Pictures were projected on a screen of their faces in happier times, then later, after their lives were wrecked because of drugs or alcohol or poor decisions.
The athlete ended up broke and in jail. The popular girl was handicapped from a car crash. The jail trustee died from an overdose.
“Every choice we make has a consequence,” Cronic, the Hall County sheriff, said.
On Friday, 137 Mount Vernon Elementary School students listened intently to Cronic’s speech about making the right choices, then lined up to accept their diplomas for completing the sheriff’s 10-week education program, ADVANCE — Avoiding Drugs, Violence And Negative Choices Early.
In the last few weeks, approximately 1,100 students from 11 Hall County schools have heard the sheriff’s speech and lined up to shake his hand.
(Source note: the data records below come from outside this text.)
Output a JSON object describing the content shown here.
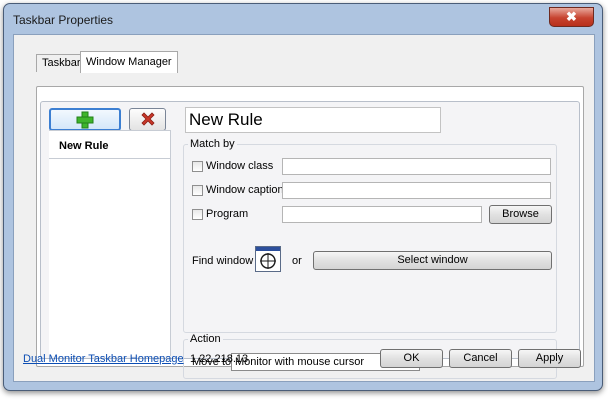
{
  "window": {
    "title": "Taskbar Properties",
    "close_glyph": "✖"
  },
  "tabs": [
    {
      "label": "Taskbar"
    },
    {
      "label": "Window Manager"
    }
  ],
  "toolbar": {
    "add_icon": "plus-icon",
    "remove_icon": "delete-x-icon",
    "add_color": "#3fb52c",
    "remove_color": "#c8382a"
  },
  "rules": [
    {
      "label": "New Rule"
    }
  ],
  "rule": {
    "name_value": "New Rule",
    "match_by": {
      "legend": "Match by",
      "window_class": {
        "label": "Window class",
        "checked": false,
        "value": ""
      },
      "window_caption": {
        "label": "Window caption",
        "checked": false,
        "value": ""
      },
      "program": {
        "label": "Program",
        "checked": false,
        "value": ""
      },
      "browse_label": "Browse",
      "find_window_label": "Find window",
      "or_label": "or",
      "select_window_label": "Select window"
    },
    "action": {
      "legend": "Action",
      "move_to_label": "Move to",
      "move_to_value": "Monitor with mouse cursor"
    }
  },
  "footer": {
    "homepage_link": "Dual Monitor Taskbar Homepage",
    "version": "1.22.218.13",
    "ok_label": "OK",
    "cancel_label": "Cancel",
    "apply_label": "Apply"
  }
}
“These kids represent our future, and by giving them the tools to make good choices in their lives, they have the ability to do anything they want to,” Cronic said afterward. “They have their whole future in front of them, and one choice can change everything. Hopefully they’ll make the right decisions.”
Each year the sheriff’s office graduates more than 2,000 students from its ADVANCE program, Cronic’s customized version of DARE. The program, taught by the sheriff’s school resource officers, has its supporters in and out of the education system.
“I think it gets them better prepared for when they get to middle school and high school and they’re going to be confronted with these issues,” said Mount Vernon’s principal, Connie Daniels. “If they have this kind of foundation, hopefully they’ll be prepared to deal with it.”
Tari Mize, proudly snapping pictures during the ceremony, was one of dozens of parents who looked on as the children accepted their diplomas.
“My daughter thoroughly enjoyed it,” Mize said. “There was nothing like it when I was coming up. I think it really aids parents in giving children that extra guidance.”
The sheriff’s speech, with real-world, local examples of how drugs and alcohol can ruin lives, should resonate with the children, Mize said.
“They really need that to bring it home and make them think that it could happen to them,” she said.
“They’re going to remember that,” Daniels said. “They realize these are real people from Hall County, and that it didn’t happen in New York or California.”